Mutagenic activity of oxathiolane steroids: structural requirement for the genotoxic activity in Salmonella and E. coli.

Oxathiolanes and disulfonyl derivatives of steroids were tested for mutagenic activity in the Ames tester strains. The test compounds exhibited mutagenic activity without metabolic activation although metabolic activation markedly enhanced their activity. A significant decrease in the survival of the radiation-sensitive mutants recA, lexA and rer of E. coli was observed as compared to their wild-type counterpart in the presence of the test steroid. Structural features which appear to be crucial for the mutagenic activity in these steroidal drugs are: (i) an electron-donating group at position 3, and (ii) a bulky group anchored at the 5th and 6th positions. The test steroids appear to damage DNA which in turn initiates the SOS repair with the concomitant induction of mutation.

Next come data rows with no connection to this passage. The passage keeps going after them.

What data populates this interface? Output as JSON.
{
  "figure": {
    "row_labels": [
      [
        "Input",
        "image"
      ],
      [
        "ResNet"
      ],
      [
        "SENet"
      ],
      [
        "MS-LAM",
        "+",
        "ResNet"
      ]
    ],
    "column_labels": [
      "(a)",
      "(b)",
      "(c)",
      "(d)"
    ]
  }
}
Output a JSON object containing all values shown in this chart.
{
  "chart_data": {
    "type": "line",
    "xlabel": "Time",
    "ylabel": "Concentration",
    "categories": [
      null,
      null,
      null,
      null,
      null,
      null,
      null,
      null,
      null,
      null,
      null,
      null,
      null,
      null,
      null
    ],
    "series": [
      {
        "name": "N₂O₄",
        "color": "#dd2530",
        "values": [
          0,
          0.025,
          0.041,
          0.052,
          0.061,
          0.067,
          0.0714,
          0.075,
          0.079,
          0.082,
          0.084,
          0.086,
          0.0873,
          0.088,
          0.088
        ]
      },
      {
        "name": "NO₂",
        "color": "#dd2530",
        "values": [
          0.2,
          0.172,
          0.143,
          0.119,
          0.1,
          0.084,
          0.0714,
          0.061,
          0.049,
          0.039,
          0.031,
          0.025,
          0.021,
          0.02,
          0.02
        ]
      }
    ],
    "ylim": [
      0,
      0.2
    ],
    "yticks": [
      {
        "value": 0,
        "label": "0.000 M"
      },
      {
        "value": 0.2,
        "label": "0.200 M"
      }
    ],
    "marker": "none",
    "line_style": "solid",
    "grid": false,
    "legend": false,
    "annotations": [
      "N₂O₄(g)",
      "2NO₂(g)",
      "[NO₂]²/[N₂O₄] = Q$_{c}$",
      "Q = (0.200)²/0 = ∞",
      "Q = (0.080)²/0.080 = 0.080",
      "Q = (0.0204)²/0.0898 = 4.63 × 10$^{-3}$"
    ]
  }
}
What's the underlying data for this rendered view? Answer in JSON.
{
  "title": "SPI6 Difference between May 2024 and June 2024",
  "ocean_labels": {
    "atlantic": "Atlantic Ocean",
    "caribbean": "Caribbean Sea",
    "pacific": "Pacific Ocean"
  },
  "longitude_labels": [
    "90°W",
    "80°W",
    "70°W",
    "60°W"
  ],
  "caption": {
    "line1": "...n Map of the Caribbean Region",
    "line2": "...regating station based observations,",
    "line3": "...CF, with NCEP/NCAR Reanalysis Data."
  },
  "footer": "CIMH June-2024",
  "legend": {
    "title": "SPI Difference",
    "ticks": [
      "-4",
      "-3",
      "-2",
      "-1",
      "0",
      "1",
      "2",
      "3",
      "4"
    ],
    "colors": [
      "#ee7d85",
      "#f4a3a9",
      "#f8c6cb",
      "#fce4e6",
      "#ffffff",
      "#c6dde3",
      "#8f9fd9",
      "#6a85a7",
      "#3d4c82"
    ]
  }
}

Genotoxicity of two fecal steroids in murine colonic epithelium assessed by the sister chromatid exchange technique.

Two components of human feces are known to induce nuclear anomalies in mice when applied intrarectally, but to be nonmutagenic in Salmonella. We have tested these two compounds for their ability to induce sister chromatid exchanges in the colonic epithelium of mice, the same tissue in which they induce nuclear anomalies when administered by the same route. One, 4-cholesten-3-one, induced sister chromatid exchanges whereas the other, 5-alpha-cholestan-3-one did not, even at the maximum feasible dose. The results suggest that 4-cholesten-3-one is more likely to be a significant factor in human colon cancer than the 5-alpha analog.